寂しさからか、単なる加齢の影響か。恋する中年の暴走が止まらない。そんな恋愛中年を徹底取材! 彼らの心の内とは?◆歯止めが利かなくなる?令和の中年恋愛事情
5月上旬、六本木の雑居ビルのワンフロアは、異様な熱気に包まれていた。
♪炎のように 燃えてDESIRE~♪
――(合いの手)燃えたらしつこい50代!
ここは1980年代に一世を風靡したディスコ「マハラジャ六本木」。きらびやかなフロアには、着飾った男女が40人ほど、中森明菜の「DESIRE」に合わせて踊り狂い、時に合いの手を入れる。その様子は若々しくエネルギッシュだが、ミラーボールに照らされた顔にはしっかりとシワが刻まれている――。
これは同店で開催されたディスコイベントでの一幕だ。客の男女比はおおよそ半々。年齢層は確かに、「燃えたらしつこそうな」50代がメインで、踏みしめるステップはどこかおぼつかない。

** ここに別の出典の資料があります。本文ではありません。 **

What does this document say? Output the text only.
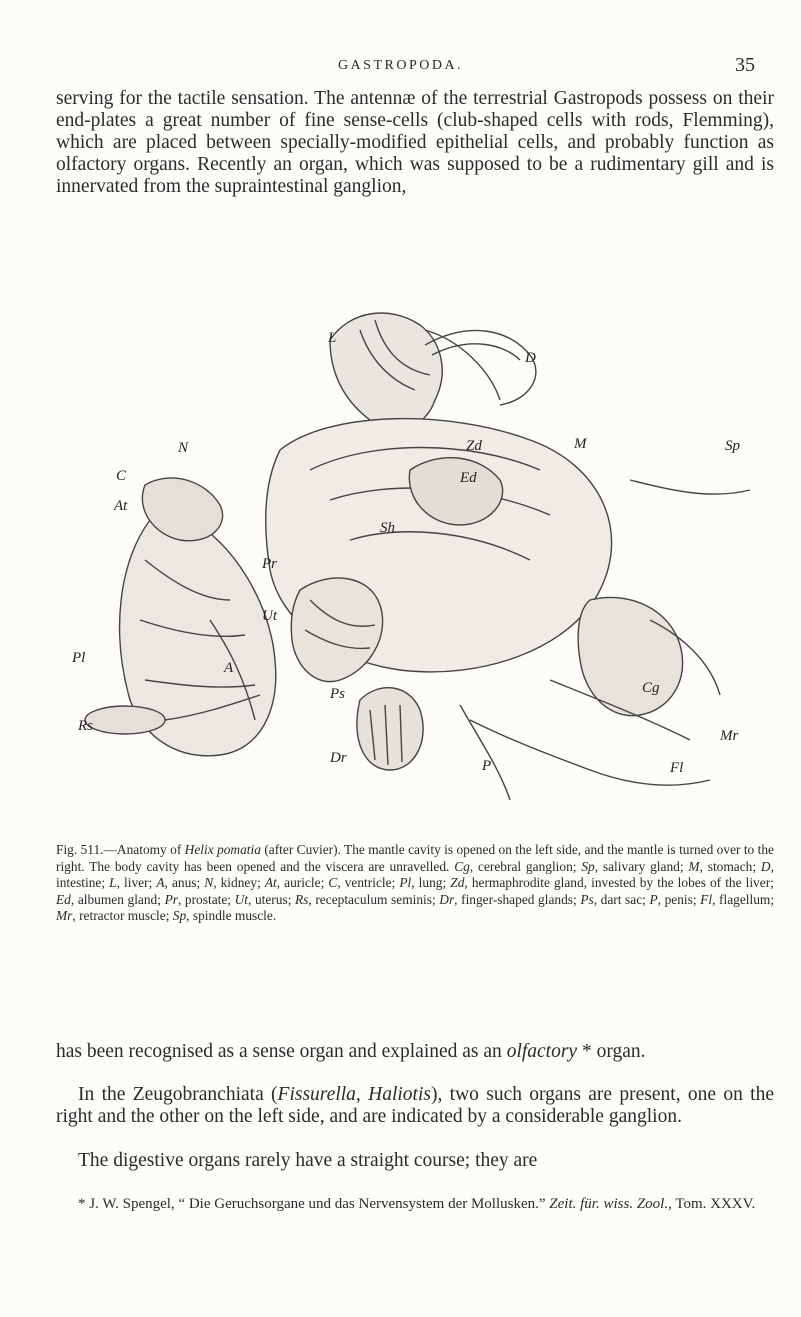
GASTROPODA.	35

serving for the tactile sensation. The antennæ of the terrestrial Gastropods possess on their end-plates a great number of fine sense-cells (club-shaped cells with rods, Flemming), which are placed between specially-modified epithelial cells, and probably function as olfactory organs. Recently an organ, which was supposed to be a rudimentary gill and is innervated from the supraintestinal ganglion,

L
D
N
C
At
Zd
Ed
M	Sp
Sh
Pr
Ut
Pl
A
Ps	Cg
Rs
Dr	P
Mr
Fl

Fig. 511.—Anatomy of Helix pomatia (after Cuvier). The mantle cavity is opened on the left side, and the mantle is turned over to the right. The body cavity has been opened and the viscera are unravelled. Cg, cerebral ganglion; Sp, salivary gland; M, stomach; D, intestine; L, liver; A, anus; N, kidney; At, auricle; C, ventricle; Pl, lung; Zd, hermaphrodite gland, invested by the lobes of the liver; Ed, albumen gland; Pr, prostate; Ut, uterus; Rs, receptaculum seminis; Dr, finger-shaped glands; Ps, dart sac; P, penis; Fl, flagellum; Mr, retractor muscle; Sp, spindle muscle.

has been recognised as a sense organ and explained as an olfactory * organ.

In the Zeugobranchiata (Fissurella, Haliotis), two such organs are present, one on the right and the other on the left side, and are indicated by a considerable ganglion.

The digestive organs rarely have a straight course; they are

* J. W. Spengel, “ Die Geruchsorgane und das Nervensystem der Mollusken.” Zeit. für. wiss. Zool., Tom. XXXV.
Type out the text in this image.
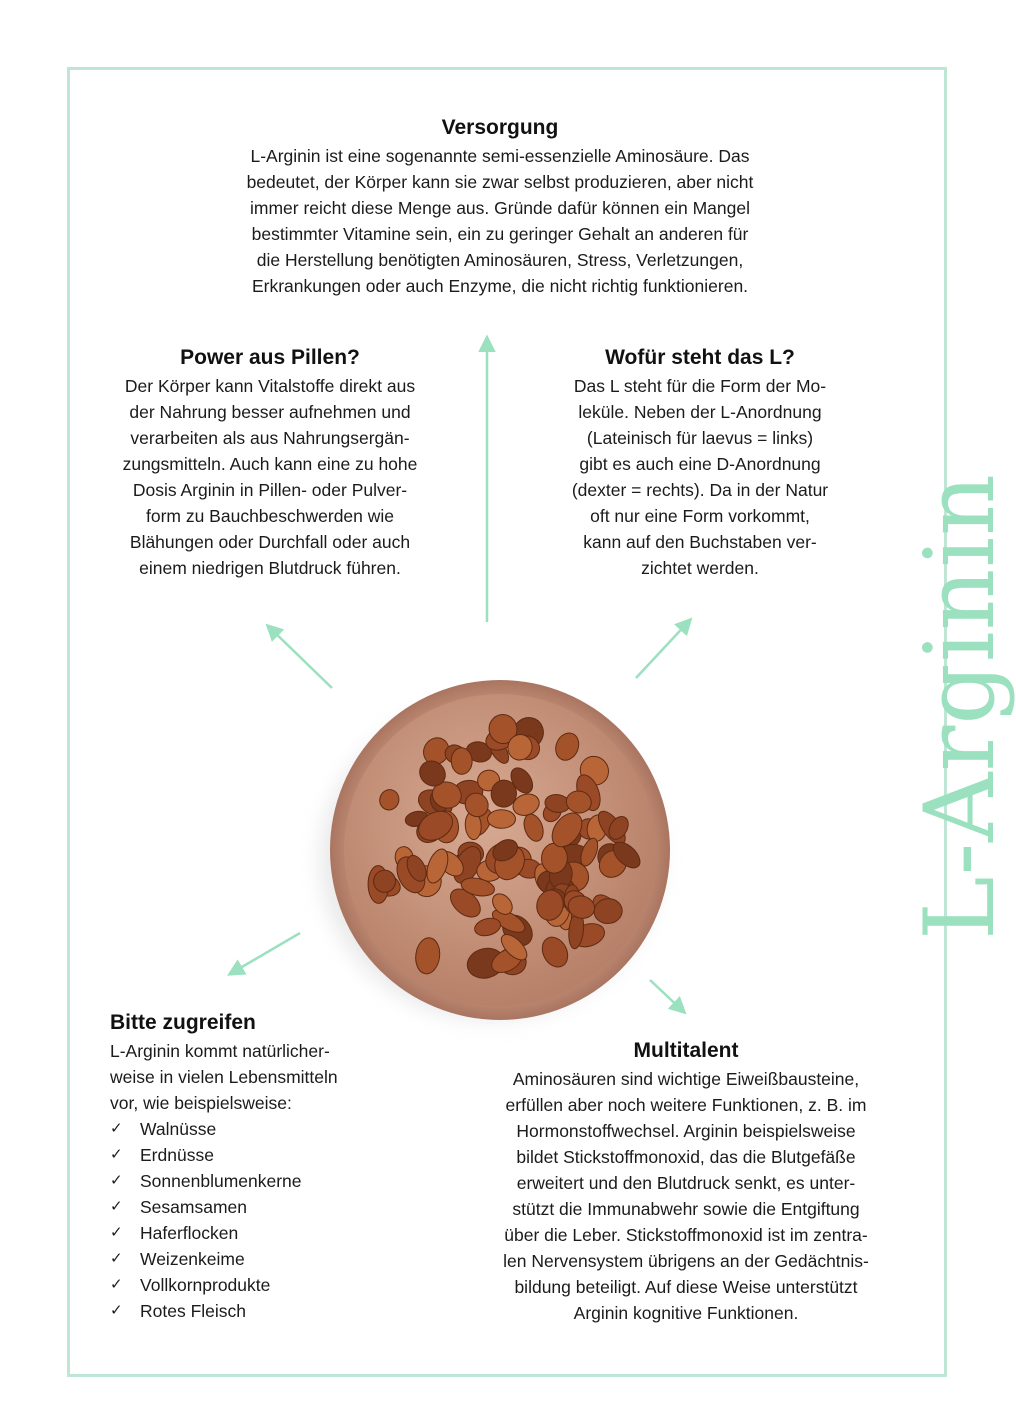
Versorgung

L-Arginin ist eine sogenannte semi-essenzielle Aminosäure. Das

bedeutet, der Körper kann sie zwar selbst produzieren, aber nicht

immer reicht diese Menge aus. Gründe dafür können ein Mangel

bestimmter Vitamine sein, ein zu geringer Gehalt an anderen für

die Herstellung benötigten Aminosäuren, Stress, Verletzungen,

Erkrankungen oder auch Enzyme, die nicht richtig funktionieren.

Power aus Pillen?

Der Körper kann Vitalstoffe direkt aus

der Nahrung besser aufnehmen und

verarbeiten als aus Nahrungsergän-

zungsmitteln. Auch kann eine zu hohe

Dosis Arginin in Pillen- oder Pulver-

form zu Bauchbeschwerden wie

Blähungen oder Durchfall oder auch

einem niedrigen Blutdruck führen.

Wofür steht das L?

Das L steht für die Form der Mo-

leküle. Neben der L-Anordnung

(Lateinisch für laevus = links)

gibt es auch eine D-Anordnung

(dexter = rechts). Da in der Natur

oft nur eine Form vorkommt,

kann auf den Buchstaben ver-

zichtet werden.

Bitte zugreifen

L-Arginin kommt natürlicher-

weise in vielen Lebensmitteln

vor, wie beispielsweise:

✓ Walnüsse
✓ Erdnüsse
✓ Sonnenblumenkerne
✓ Sesamsamen
✓ Haferflocken
✓ Weizenkeime
✓ Vollkornprodukte
✓ Rotes Fleisch
Multitalent

Aminosäuren sind wichtige Eiweißbausteine,

erfüllen aber noch weitere Funktionen, z. B. im

Hormonstoffwechsel. Arginin beispielsweise

bildet Stickstoffmonoxid, das die Blutgefäße

erweitert und den Blutdruck senkt, es unter-

stützt die Immunabwehr sowie die Entgiftung

über die Leber. Stickstoffmonoxid ist im zentra-

len Nervensystem übrigens an der Gedächtnis-

bildung beteiligt. Auf diese Weise unterstützt

Arginin kognitive Funktionen.

L-Arginin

◆「この年になっても女の尻を追っかけてるなんて(笑)」
「Yeah、楽しんでるぅ?」
常連だという50代の男性に話しかけられた。ピンク色のストライプのシャツが印象的なナイスミドルが白い歯を見せながら語る。
「客のメイン層はバブルを謳歌した人たちさ。昔を思い出して踊りを楽しみ、フィーリングが合ったら“お持ち帰り”だってある。若い頃は想像もしなかったなあ、この年になっても女の尻を追っかけてるなんて(笑)」
アップテンポのユーロビートに変わると、何組かの男女が即席カップルとなり、男性が女性の腰に手を回す。目を凝らすと柱の陰で濃厚なキスを交わす男女の姿が。
この晩、六本木には恋する中年たちが確かにいたのだ。
◆生涯最後の恋に賭ける47歳
「僕も数年後に50代。あと何回本気の恋ができるんだろうって思うと、やれることはやれるうちに全部やらなきゃって“恋活”を始めたんです。そしたら、奇跡的に30代の彼女ができたんですよ」
そう興奮気味に語るのは、IT企業に勤める中田洋一さん(仮名・47歳)。妻子ある身ながらどうしても恋をしたいと一念発起。全身脱毛で肌はすべすべ。眉にはアートメイクを施し、2か月に一度の歯石取りも欠かさなかった。
「僕の女神ちゃん(※彼女のこと)は31歳の女盛り。かなりの酒豪で、バーで一人、テキーラをあおってる姿を見て一目惚れしました。酒に関しては僕もかなりのザルなので、認めてもらえたのでしょうね。会ったその日にカラダを重ね、付き合うように。
妻がいることですか? もちろん伝えてあります。ずいぶんと嫉妬されて、泣かれた日もありましたが、そんな姿が愛おしくて。『俺に嫉妬してくれる女性がいるなんて』って幸せを噛みしめています」
◆まさに暴走…嫉妬に苛まれて彼女のLINEを覗き見
ここから、中田さんの暴走が始まる。彼女の関心がほかを向かないよう、あらゆる手段を講じるようになったのだ。
「正直に言いましょう。行為前には一応合法と聞いている液体大麻を吸ってからコトに及びます。あと、違法とわかってましたがMDMAをネットで買って2人で試したことも。女神ちゃんとは『覚醒剤だけはやらないようにしようね』と約束してますが、死ぬまでに一度は試してみたい気持ちはある。ああもう、こんな話をしてたら会いたくなっちゃった」
中田さんのお相手は一人暮らし。11万円の家賃は全額負担し、合鍵ももらったと得意げだ。だが、燃え盛る恋心は同時に強烈な副作用をもたらした。
「嫉妬に苛まれて、よせばいいのに彼女のLINEを覗き見てしまいます。誰かに取られないかで気が気じゃなくて。彼女は彼女で『奥さんがいるベビたん(※中田さんのこと)に私を束縛する権利ないよ』と正論をかましてきます。二人でいっぱい泣いた夜は数え切れません。そのあとの行為が格別なんですよね」
離婚する日も遠くないですね。そう語る中田さんは、まんざらでもなさそうだった。